By Jacqueline Trescott
Washington Post Staff Writer
Wednesday, March 17, 2010

The National Geographic Museum has an unprecedented problem -- a bona fide blockbuster. Its amazing terra-cotta warriors are way too popular.

And so, to accommodate those who may have waited too long to see the ancient statues, the museum announced Tuesday it is extending hours for the last 13 days of "Terra Cotta Warriors: Guardians of China's First Emperor."

Starting Friday, the exhibition will open an hour earlier and stay open extra hours. From March 19 through 25, the exhibition hours will be 9 a.m. to 10 p.m. Then, from March 26 to 31, the last day of the show, the museum will be open from 9 a.m. to midnight.

"On Friday we are putting 17,000 more tickets on sale," said Susan Norton, the museum director. "This has been a huge success -- and we have all survived."



The warriors, 15 life-size figures discovered among thousands in China in 1974, have been popular in all four U.S. venues in which they have been exhibited, with Washington being the last stop in a two-year tour. In anticipation of the crowds, the museum doubled its exhibition space and, for the first time in its long history, charged admission.

So far, Norton said, 293,874 tickets have been sold, a complete sellout. "We had projected 250,000 tickets and that would [have been] really great," she said. "This is the largest, most ambitious exhibit we have ever done."

During the show, the museum has counted upwards of 2,200 people a day, as opposed to the 550 visitors it normally receives.

The financial payoff? An estimated $2.7 million in gross revenue.


The warriors, created 2,000 years ago to protect the emperor Qin Shihuangdi in the afterlife, carry a mystique for scholars and museumgoers alike because of the story of their preservation and discovery. In the vast tomb, discovered by a group of farmers digging a well near Xi'an, were thousands of fragments of figures, among them soldiers, horses, acrobats and musicians. Scientists have declared the site one of the greatest archaeological finds of the 20th century.

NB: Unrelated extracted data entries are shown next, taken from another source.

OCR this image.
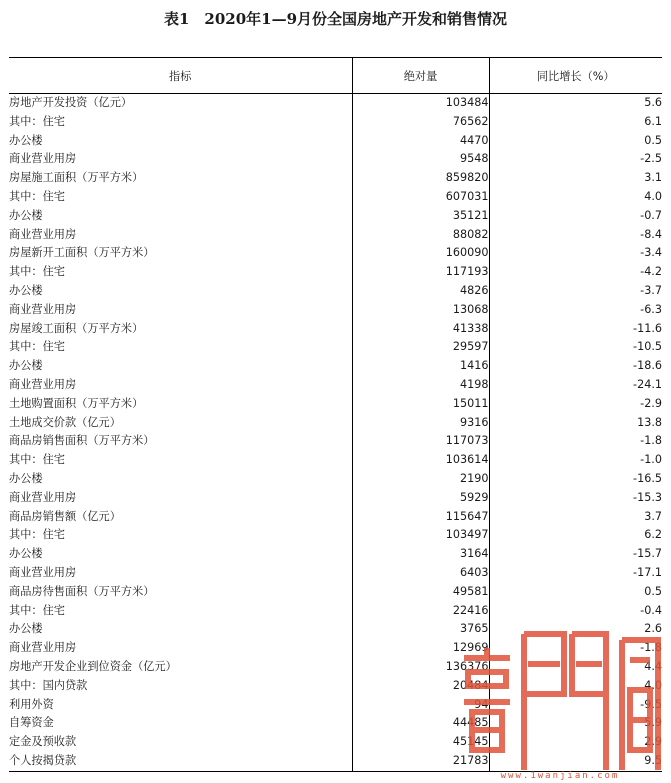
表1　2020年1—9月份全国房地产开发和销售情况
指标	绝对量	同比增长（%）
房地产开发投资（亿元）	103484	5.6
其中：住宅	76562	6.1
办公楼	4470	0.5
商业营业用房	9548	-2.5
房屋施工面积（万平方米）	859820	3.1
其中：住宅	607031	4.0
办公楼	35121	-0.7
商业营业用房	88082	-8.4
房屋新开工面积（万平方米）	160090	-3.4
其中：住宅	117193	-4.2
办公楼	4826	-3.7
商业营业用房	13068	-6.3
房屋竣工面积（万平方米）	41338	-11.6
其中：住宅	29597	-10.5
办公楼	1416	-18.6
商业营业用房	4198	-24.1
土地购置面积（万平方米）	15011	-2.9
土地成交价款（亿元）	9316	13.8
商品房销售面积（万平方米）	117073	-1.8
其中：住宅	103614	-1.0
办公楼	2190	-16.5
商业营业用房	5929	-15.3
商品房销售额（亿元）	115647	3.7
其中：住宅	103497	6.2
办公楼	3164	-15.7
商业营业用房	6403	-17.1
商品房待售面积（万平方米）	49581	0.5
其中：住宅	22416	-0.4
办公楼	3765	2.6
商业营业用房	12969	-1.8
房地产开发企业到位资金（亿元）	136376	4.4
其中：国内贷款	20484	4.0
利用外资	94	-9.5
自筹资金	44485	5.9
定金及预收款	45145	2.9
个人按揭贷款	21783	9.5
www.1wanjian.com
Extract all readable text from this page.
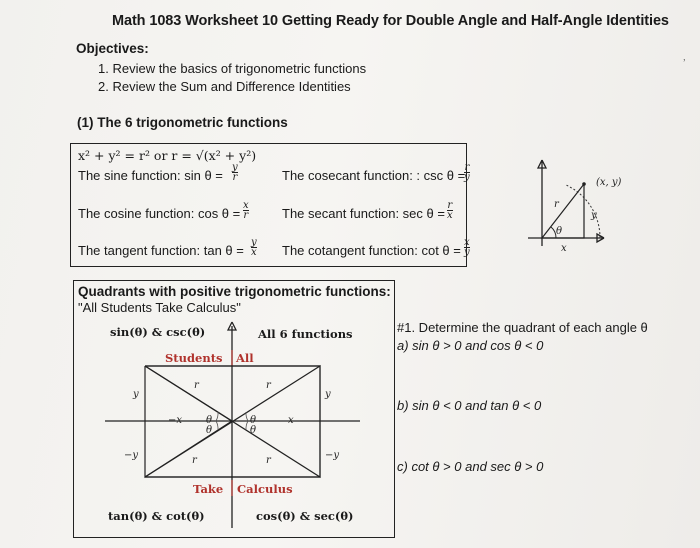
Math 1083 Worksheet 10 Getting Ready for Double Angle and Half-Angle Identities
Objectives:
1. Review the basics of trigonometric functions
2. Review the Sum and Difference Identities
(1) The 6 trigonometric functions
x² + y² = r² or r = √(x² + y²)
The sine function: $\sin \theta = \frac{y}{r}$	The cosecant function: : csc θ =
$\frac{r}{y}$
The cosine function: $\cos \theta = \frac{x}{r}$	The secant function: $\sec \theta = \frac{r}{x}$
The tangent function: $\tan \theta = \frac{y}{x}$ The cotangent function: $\cot \theta = \frac{x}{y}$
(x, y)
r
y
x
θ
Quadrants with positive trigonometric functions:
"All Students Take Calculus"
sin(θ) & csc(θ)	All 6 functions
Students All
Take Calculus
tan(θ) & cot(θ)	cos(θ) & sec(θ)
r	r
y	y
−x	x
θ	θ
θ	θ
−y	−y
r	r
#1. Determine the quadrant of each angle θ
a) sin θ > 0 and cos θ < 0
b) sin θ < 0 and tan θ < 0
c) cot θ > 0 and sec θ > 0
’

Before the National Geographic exhibit, only three of the figures had been displayed in Washington, as part of the Festival of China at the Kennedy Center in 2005. In addition to the soldiers, the Geographic show features 100 objects and reproductions of horse-drawn coaches.

"We have had first-grade classes and Elderhostel groups," said Norton. "The name 'terra-cotta warriors' is pretty well recognized. It has been amazing to me how many visitors who have been to Xi'an say, 'I'm so [much] closer here.' With the children, they are fascinated because the statues are all full adult size and look like people." (At the excavation site in China people move along an elevated walkway and look down from a distance onto the armies of statues.)

Among the exhibition's visitors in Washington have been singer Olivia Newton-John, Washington Redskin Chris Cooley, the Washington Capitals' Matt Bradley and celebrity chef José Andrés, along with a number of ambassadors and politicians.

Once the National Geographic Museum wraps up its display, a special team from China will examine the statues and then de-install the fragile objects. "They are [the only ones] allowed to touch the objects and put them back in the crates," Norton said. A team from the museum will also do a condition report, and the packing up will take about 10 days.